My remark here was not about two ULPs. The two directions of
transmission on a connection are not co-ordinated in any way. An
unsolicited UPDXCH can pass a REQXCH going in opposite directions.

IMO the document has to acknowledge that property value changes
have to be done carefully and with co-ordination with the regular
operation of the transport to avoid hazardous oscillations of
values. The PROP protocol mechanism does not provide any kind of
serialization on its own.


> I don't see how you decide there is "no co-ordination".  If you build
> an implementation and give multiple ULPs the ability to request and 
> make such changes independently, you are asking for (or begging for) 
> trouble.  As an implementer, the choice regarding co-ordination (or not)
> is up to you.
> 
> I think the entities making such changes are most likely to reflect 
> administrative requests or internal transport optimization functions.
> 
> I can't see why one would allow the ULP to do this itself.
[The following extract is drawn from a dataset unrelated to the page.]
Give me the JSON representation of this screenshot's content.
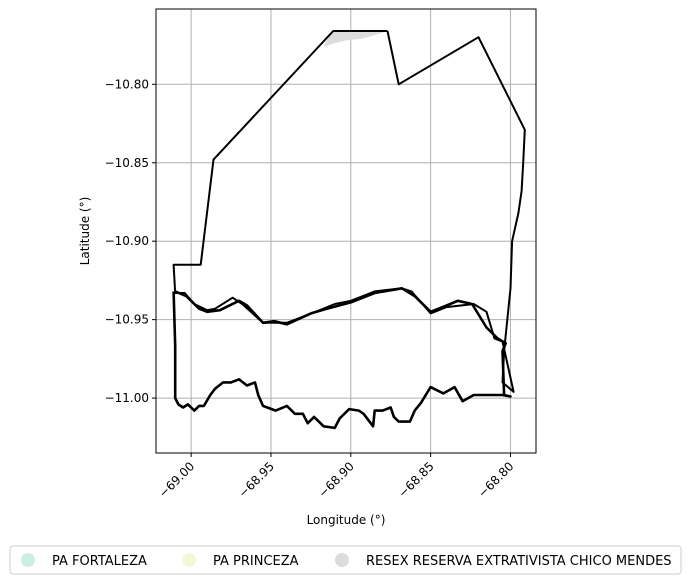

Yes, I'm talking about administrative requests or optimization
efforts, here.


> > I posit that the receiver cares only about the current effective
> > value of these properties. 
> 
> That's one of the things he cares about, but I believe it is not
> the only one.
> 
> pendclr is completely unreliable.
> 
> If you were to always set it to false, as you suggest below that you 
> might, you can make it unreliable, but there is no good reason to do that.
> 
> > Can you provide a real world example of how pendclr might be used?
> > Because it appears to me to convey no actionable information, and
> > I don't see why I shouldn't always set it to false.
> 
> 
> Let's consider that a client implementation encounters a server
> which has a very large receive buffer size and feels that it would prefer more 
> smaller buffers.

More likely, either the client or server is low on resources, and
wishes to reclaim receive buffer space. But, OK.
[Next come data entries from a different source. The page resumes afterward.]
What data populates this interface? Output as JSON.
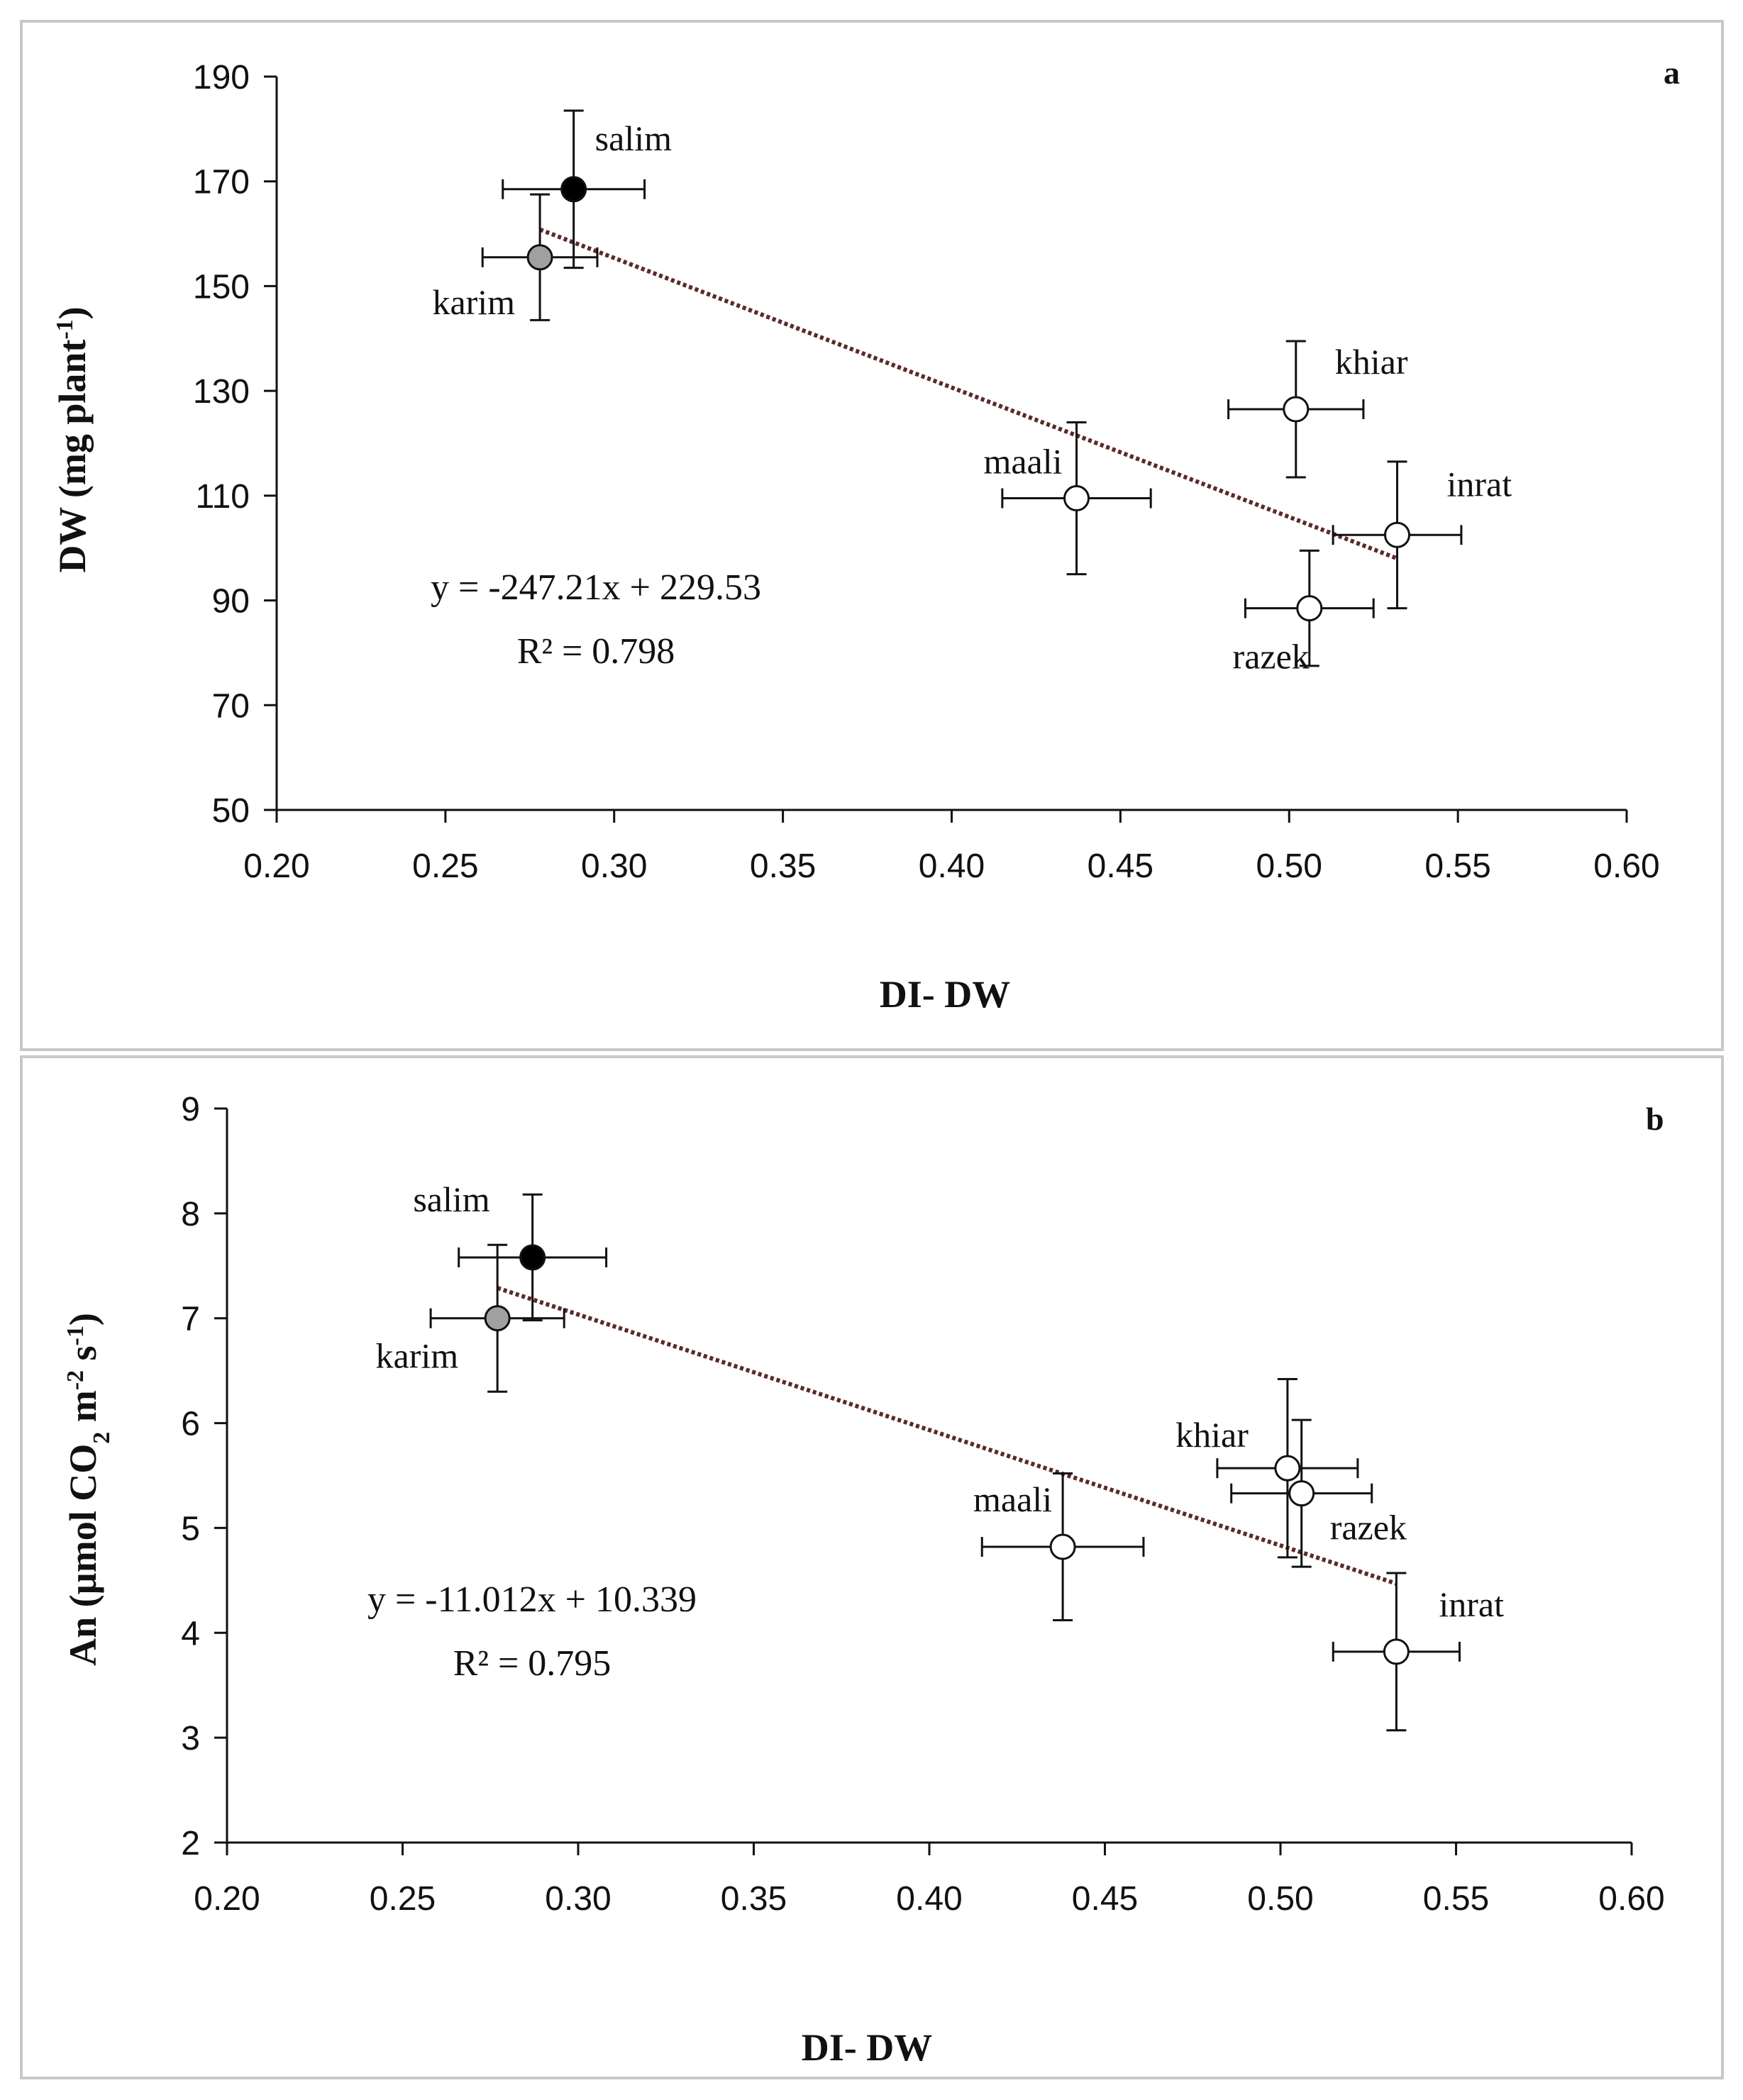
{
  "chart_data": [
    {
      "type": "scatter",
      "panel": "a",
      "xlabel": "DI- DW",
      "ylabel": "DW (mg plant",
      "ylabel_sup": "-1",
      "ylabel_end": ")",
      "xlim": [
        0.2,
        0.6
      ],
      "ylim": [
        50,
        190
      ],
      "xticks": [
        "0.20",
        "0.25",
        "0.30",
        "0.35",
        "0.40",
        "0.45",
        "0.50",
        "0.55",
        "0.60"
      ],
      "xtick_values": [
        0.2,
        0.25,
        0.3,
        0.35,
        0.4,
        0.45,
        0.5,
        0.55,
        0.6
      ],
      "yticks": [
        "50",
        "70",
        "90",
        "110",
        "130",
        "150",
        "170",
        "190"
      ],
      "ytick_values": [
        50,
        70,
        90,
        110,
        130,
        150,
        170,
        190
      ],
      "points": [
        {
          "name": "salim",
          "x": 0.288,
          "y": 168.5,
          "xerr": 0.021,
          "yerr": 15,
          "fill": "#000000"
        },
        {
          "name": "karim",
          "x": 0.278,
          "y": 155.5,
          "xerr": 0.017,
          "yerr": 12,
          "fill": "#a0a0a0"
        },
        {
          "name": "khiar",
          "x": 0.502,
          "y": 126.5,
          "xerr": 0.02,
          "yerr": 13,
          "fill": "#ffffff"
        },
        {
          "name": "maali",
          "x": 0.437,
          "y": 109.5,
          "xerr": 0.022,
          "yerr": 14.5,
          "fill": "#ffffff"
        },
        {
          "name": "inrat",
          "x": 0.532,
          "y": 102.5,
          "xerr": 0.019,
          "yerr": 14,
          "fill": "#ffffff"
        },
        {
          "name": "razek",
          "x": 0.506,
          "y": 88.5,
          "xerr": 0.019,
          "yerr": 11,
          "fill": "#ffffff"
        }
      ],
      "trendline": {
        "slope": -247.21,
        "intercept": 229.53,
        "x_range": [
          0.278,
          0.532
        ]
      },
      "equation": "y = -247.21x + 229.53",
      "r2_text": "R² = 0.798"
    },
    {
      "type": "scatter",
      "panel": "b",
      "xlabel": "DI- DW",
      "ylabel": "An (µmol CO",
      "ylabel_sub": "2",
      "ylabel_mid": " m",
      "ylabel_sup1": "-2",
      "ylabel_mid2": " s",
      "ylabel_sup2": "-1",
      "ylabel_end": ")",
      "xlim": [
        0.2,
        0.6
      ],
      "ylim": [
        2,
        9
      ],
      "xticks": [
        "0.20",
        "0.25",
        "0.30",
        "0.35",
        "0.40",
        "0.45",
        "0.50",
        "0.55",
        "0.60"
      ],
      "xtick_values": [
        0.2,
        0.25,
        0.3,
        0.35,
        0.4,
        0.45,
        0.5,
        0.55,
        0.6
      ],
      "yticks": [
        "2",
        "3",
        "4",
        "5",
        "6",
        "7",
        "8",
        "9"
      ],
      "ytick_values": [
        2,
        3,
        4,
        5,
        6,
        7,
        8,
        9
      ],
      "points": [
        {
          "name": "salim",
          "x": 0.287,
          "y": 7.58,
          "xerr": 0.021,
          "yerr": 0.6,
          "fill": "#000000"
        },
        {
          "name": "karim",
          "x": 0.277,
          "y": 7.0,
          "xerr": 0.019,
          "yerr": 0.7,
          "fill": "#a0a0a0"
        },
        {
          "name": "khiar",
          "x": 0.502,
          "y": 5.57,
          "xerr": 0.02,
          "yerr": 0.85,
          "fill": "#ffffff"
        },
        {
          "name": "razek",
          "x": 0.506,
          "y": 5.33,
          "xerr": 0.02,
          "yerr": 0.7,
          "fill": "#ffffff"
        },
        {
          "name": "maali",
          "x": 0.438,
          "y": 4.82,
          "xerr": 0.023,
          "yerr": 0.7,
          "fill": "#ffffff"
        },
        {
          "name": "inrat",
          "x": 0.533,
          "y": 3.82,
          "xerr": 0.018,
          "yerr": 0.75,
          "fill": "#ffffff"
        }
      ],
      "trendline": {
        "slope": -11.012,
        "intercept": 10.339,
        "x_range": [
          0.277,
          0.533
        ]
      },
      "equation": "y = -11.012x + 10.339",
      "r2_text": "R² = 0.795"
    }
  ],
  "colors": {
    "axis": "#111111",
    "trendline": "#5a2a2a",
    "frame": "#c8c8c8"
  }
}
> It then requests a smaller receiver buffer size.  as part of doing that it decides
> to not send requests or responses that are larger than this anticipated size
> limit.  I think the spec already discusses this but the basic point is that by making
> this request the sender is licensing the peer to reduce the buffer size.  If this
> request is completed, the sender will make that new size permanent (or at least until
> it hears about a change). On the other hand, if the peer rejects the request 
> (either fairly soon via RESPXCH, or  after a while via UPDXCH), the sender would
> then adopt the current value, since the possibility of the
> peer eventually
> satisfying the orginal request is now gone. On the other hand, an update not including pendclr
> should not have that effect.  As long as the request is pending, he has to be prepared
> for its peer to adopt the lower value that it has requested.
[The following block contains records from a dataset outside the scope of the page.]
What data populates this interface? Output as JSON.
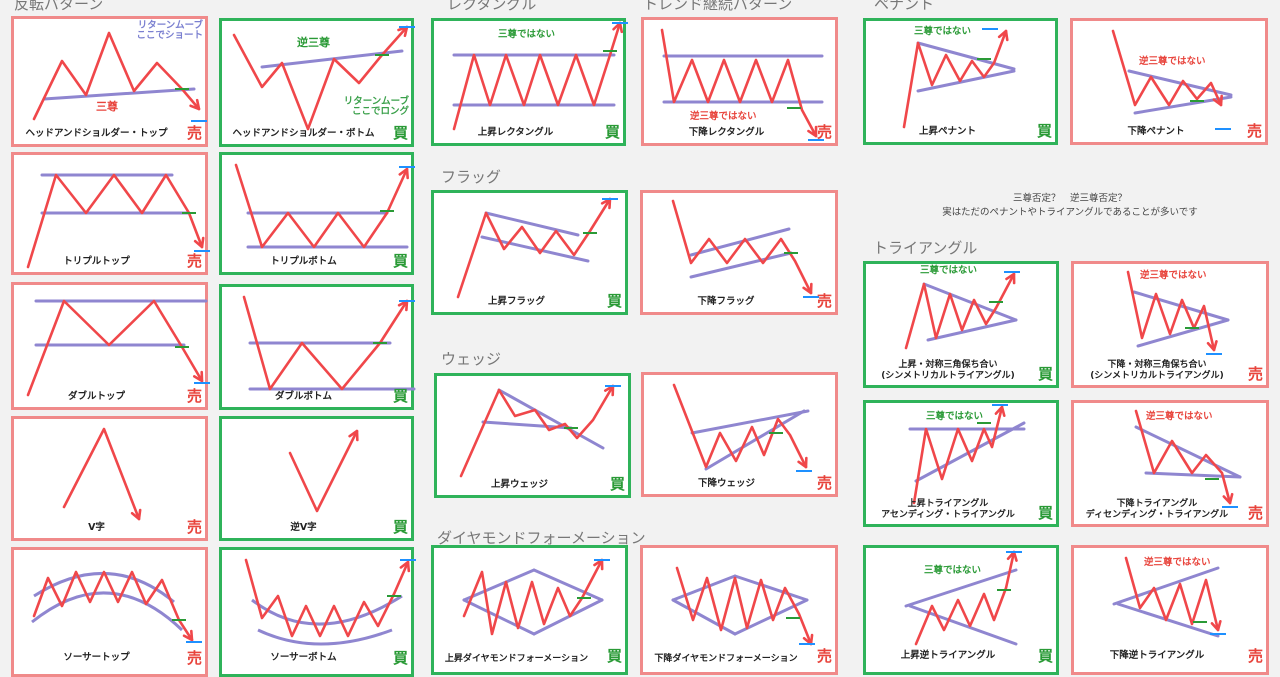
{
  "sections": {
    "reversal": "反転パターン",
    "rectangle": "レクタングル",
    "continuation": "トレンド継続パターン",
    "pennant": "ペナント",
    "flag": "フラッグ",
    "wedge": "ウェッジ",
    "diamond": "ダイヤモンドフォーメーション",
    "triangle": "トライアングル"
  },
  "center_note": {
    "line1": "三尊否定？　逆三尊否定？",
    "line2": "実はただのペナントやトライアングルであることが多いです"
  },
  "badges": {
    "sell": "売",
    "buy": "買"
  },
  "colors": {
    "price": "#f0474a",
    "channel": "#8f86d0",
    "sell_border": "#f08a8a",
    "buy_border": "#2fb35a",
    "target": "#1e90ff",
    "stop": "#2a9a36"
  },
  "cards": {
    "hs_top": {
      "caption": "ヘッドアンドショルダー・トップ",
      "note1": "三尊",
      "note2": "リターンムーブ\nここでショート"
    },
    "hs_bottom": {
      "caption": "ヘッドアンドショルダー・ボトム",
      "note1": "逆三尊",
      "note2": "リターンムーブ\nここでロング"
    },
    "triple_top": {
      "caption": "トリプルトップ"
    },
    "triple_bottom": {
      "caption": "トリプルボトム"
    },
    "double_top": {
      "caption": "ダブルトップ"
    },
    "double_bottom": {
      "caption": "ダブルボトム"
    },
    "v_top": {
      "caption": "V字"
    },
    "v_bottom": {
      "caption": "逆V字"
    },
    "saucer_top": {
      "caption": "ソーサートップ"
    },
    "saucer_bottom": {
      "caption": "ソーサーボトム"
    },
    "rect_up": {
      "caption": "上昇レクタングル",
      "note1": "三尊ではない"
    },
    "rect_down": {
      "caption": "下降レクタングル",
      "note1": "逆三尊ではない"
    },
    "flag_up": {
      "caption": "上昇フラッグ"
    },
    "flag_down": {
      "caption": "下降フラッグ"
    },
    "wedge_up": {
      "caption": "上昇ウェッジ"
    },
    "wedge_down": {
      "caption": "下降ウェッジ"
    },
    "diamond_up": {
      "caption": "上昇ダイヤモンドフォーメーション"
    },
    "diamond_down": {
      "caption": "下降ダイヤモンドフォーメーション"
    },
    "pennant_up": {
      "caption": "上昇ペナント",
      "note1": "三尊ではない"
    },
    "pennant_down": {
      "caption": "下降ペナント",
      "note1": "逆三尊ではない"
    },
    "sym_up": {
      "caption": "上昇・対称三角保ち合い\n(シンメトリカルトライアングル)",
      "note1": "三尊ではない"
    },
    "sym_down": {
      "caption": "下降・対称三角保ち合い\n(シンメトリカルトライアングル)",
      "note1": "逆三尊ではない"
    },
    "asc": {
      "caption": "上昇トライアングル\nアセンディング・トライアングル",
      "note1": "三尊ではない"
    },
    "desc": {
      "caption": "下降トライアングル\nディセンディング・トライアングル",
      "note1": "逆三尊ではない"
    },
    "rev_up": {
      "caption": "上昇逆トライアングル",
      "note1": "三尊ではない"
    },
    "rev_down": {
      "caption": "下降逆トライアングル",
      "note1": "逆三尊ではない"
    }
  }
}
I don't see how the REQuester's behavior would be different if pendclr
was false. It can't assume the requested setting takes effect until
it gets a REPXCH or UPDXCH with the new value, whether or not pendclr
is true, and there's nothing in the spec (that I recall) that says
otherwise (about pendclr being true is required before a new value is
trusted -- did I miss something? -- and if that is the case, then
what's the value of sending an unsolicited UPDXCH ?).

There's nothing that prevents the REP side from sending "yes, I took
the new setting (pendclr true)" and then "oops, no I went back to the
old one (pendclr false)". That's not something an implementer might
do on purpose, but it sure can happen by accident (poorly-timed
administrator action, say).


> > It's very easy to imagine an implementer deciding that UPDXCH is
> > better for his or her client or server than FIRSTPROP, and noting
> > stridently that the document does not prohibit or even warn against
> > this design.
> 
> > IMO the document needs to make an explicit requirement not to
> > behave this way, or state that it is acceptable though not preferred.
> 
> Are you sure that it is "requirement' and not a "REQUIREMENT" that you
> are looking for?
> 
> I'm OK with saying you shouldn't do that, but I have problem saying it is "acceptable".  I think it is noxious, although there is no "NOXIOUS".
> 
> Maybe the right thing is to state the obvious, that the function of UPDXCH is to
> convey changes, making its use to present values at connection time dubious,
> while the function of ROPT_FIRSTPROP is to present the value at initial connection.

You could state that UPDXCH and REQXCH MUST/SHOULD NOT be used before
FIRSTPROP has been exchanged.

Or even should not. I would go with MUST NOT: then receivers can depend
on seeing FIRSTPROP before seeing other changes.


> > For a client to reduce its receive buffers in mid-flight, all it
> > needs to do is send Reply chunks more often. That will work OK
> > if the server uses the Reply chunk whenever one is provided.
> > (Not all servers behave nicely in this regard, though).
> 
> > For a server to reduce its receive buffers in mid-flight, the
> > server needs to notify the client of the change in receive
> > buffer size, the client would need to acknowledge the change,
> > and only then can the server reduce its receive buffer size.
> > How might that be done with the protocol proposed in
> > rpcrdma-xcharext ?
> 
> I don't think unsolicited reduction in receive buffer size (as opposed to the
> requested reduction discussed above) can be made to work.

It could, perhaps, if the property had two values: one was the send
size limit, and the other was the receive buffer size. The send size
limit is not necessarily associated with a physical buffer size, if
Sends are done with a gather vector, so its relatively
straightforward to change it.

One peer could send a REQXCH to reduce the sender's send size limit.
If the other peer says "OK" then it is safe to reduce the receive
buffer size.

In fact, IMO both sides do want to know the send size limit of their
peer so they can trim receive buffers to a size that would be used.
It might also help a requester determine when a responder needs a
Reply chunk.


> Maybe I should add an explicit statement
> to that effect.

That would be implementation guidance at best, and might preclude
some future innovation that allows unsolicited receive buffer size
changes.

Should similar statements be made about the other initial properties
proposed in rpcrdma-xcharext? 

--
Chuck Lever